Don Antonio ya conocía de antes a Juan, pues siempre
que visitaba el lugar intercambiaban comentarios sobre medicina, magia natural
y sobre las tradiciones de la gente del campo. Don Antonio era propietario de
unas diez hectáreas colindantes con la propiedad de Vicente, que lo había
heredado de su padre, pero nunca las tocó, siempre se conformó con su vida
humilde y en contacto cercano con la naturaleza. Aceptó venir a vivir a la
estancia de Vicente, como quien puede vivir en cualquier parte, mientras este
cerca de su bosque.
-Me comentaron que vas a administrar la estancia –dijo
don Antonio.
-Si, creo que esto se presenta como mi destino –dijo
Juan como tentando los comentarios de don Antonio.
- Sin lugar a dudas la naturaleza te llevará a tu
destino –dijo don Antonio-, aunque tú no quieras; la vida es como una rueda que
nunca para de girar, ella nos arrastra y nos enseña, pero debemos permanecer
alertar para comprender su dinámica maravillosa.
-Es así –dijo Juan-, aunque no tenga muchos motivos
económicos para trasladarme al campo, si tengo motivos espirituales, que me
ayudan a comprender que esto es lo que debo hacer.
-El estar seguro de su destino le proporciona al
hombre una profunda serenidad –dijo don Antonio-, esa es la auténtica señal de
que uno está por el camino propio.
-Si –dijo Juan-, creo que estoy hablando contigo,
contemplando esta noche pletórica de estrellas y entendiendo la revelación de
la unidad de la naturaleza porque algo se está cumpliendo en mi.
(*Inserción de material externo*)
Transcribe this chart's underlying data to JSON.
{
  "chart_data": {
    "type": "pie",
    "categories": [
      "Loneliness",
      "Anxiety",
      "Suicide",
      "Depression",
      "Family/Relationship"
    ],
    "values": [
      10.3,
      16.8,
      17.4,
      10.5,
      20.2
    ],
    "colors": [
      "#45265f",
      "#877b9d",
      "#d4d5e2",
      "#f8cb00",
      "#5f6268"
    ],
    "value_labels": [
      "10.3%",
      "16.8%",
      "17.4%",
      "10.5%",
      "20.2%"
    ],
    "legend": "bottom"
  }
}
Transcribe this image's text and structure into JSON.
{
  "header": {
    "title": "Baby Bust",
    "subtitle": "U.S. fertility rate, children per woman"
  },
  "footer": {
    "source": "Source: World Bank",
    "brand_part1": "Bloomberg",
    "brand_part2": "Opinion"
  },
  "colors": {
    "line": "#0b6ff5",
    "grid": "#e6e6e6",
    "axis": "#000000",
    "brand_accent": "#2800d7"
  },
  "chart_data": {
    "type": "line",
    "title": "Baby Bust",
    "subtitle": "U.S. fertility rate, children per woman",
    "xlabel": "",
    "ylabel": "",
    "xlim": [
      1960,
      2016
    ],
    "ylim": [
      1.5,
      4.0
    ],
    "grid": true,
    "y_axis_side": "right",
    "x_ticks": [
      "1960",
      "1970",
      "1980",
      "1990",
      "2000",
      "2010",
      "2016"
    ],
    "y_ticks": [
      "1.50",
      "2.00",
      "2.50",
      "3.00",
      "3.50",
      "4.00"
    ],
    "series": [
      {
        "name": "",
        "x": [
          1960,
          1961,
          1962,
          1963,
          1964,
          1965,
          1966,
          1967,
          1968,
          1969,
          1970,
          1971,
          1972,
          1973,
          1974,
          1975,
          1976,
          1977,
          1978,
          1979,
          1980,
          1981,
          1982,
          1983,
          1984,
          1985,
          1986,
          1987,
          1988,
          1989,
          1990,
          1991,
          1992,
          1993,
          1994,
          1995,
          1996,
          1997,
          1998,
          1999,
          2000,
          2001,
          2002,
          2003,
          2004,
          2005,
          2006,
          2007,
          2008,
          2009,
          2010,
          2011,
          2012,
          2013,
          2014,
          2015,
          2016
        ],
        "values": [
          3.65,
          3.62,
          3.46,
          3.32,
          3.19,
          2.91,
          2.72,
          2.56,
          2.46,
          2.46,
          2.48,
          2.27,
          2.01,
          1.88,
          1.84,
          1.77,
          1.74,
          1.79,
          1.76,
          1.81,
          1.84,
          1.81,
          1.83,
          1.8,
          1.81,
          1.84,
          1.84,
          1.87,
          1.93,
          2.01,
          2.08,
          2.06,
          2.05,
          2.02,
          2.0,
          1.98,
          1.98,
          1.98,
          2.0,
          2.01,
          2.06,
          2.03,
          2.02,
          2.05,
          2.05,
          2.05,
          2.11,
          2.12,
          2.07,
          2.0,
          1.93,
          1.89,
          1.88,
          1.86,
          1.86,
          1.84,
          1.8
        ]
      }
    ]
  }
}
-Todo es Uno –dijo don Antonio-, y por ello podemos
reconciliarnos con nuestro pasado, y consagrarlo como nuestro propio destino.
Así conversaron durante largas horas, hasta que a
ambos les llegó el sueño. Antes de dormir, Juan se quedo mirando unos minutos
el lejano horizonte estrellado, mientras se decía a sí mismo: "Todo es
Uno, mi vida toda, mis dolores y el gozo indescriptible del espíritu".
Fin.
(Extracto
y modificación de “El problema del sueño. Colección de cuentos”).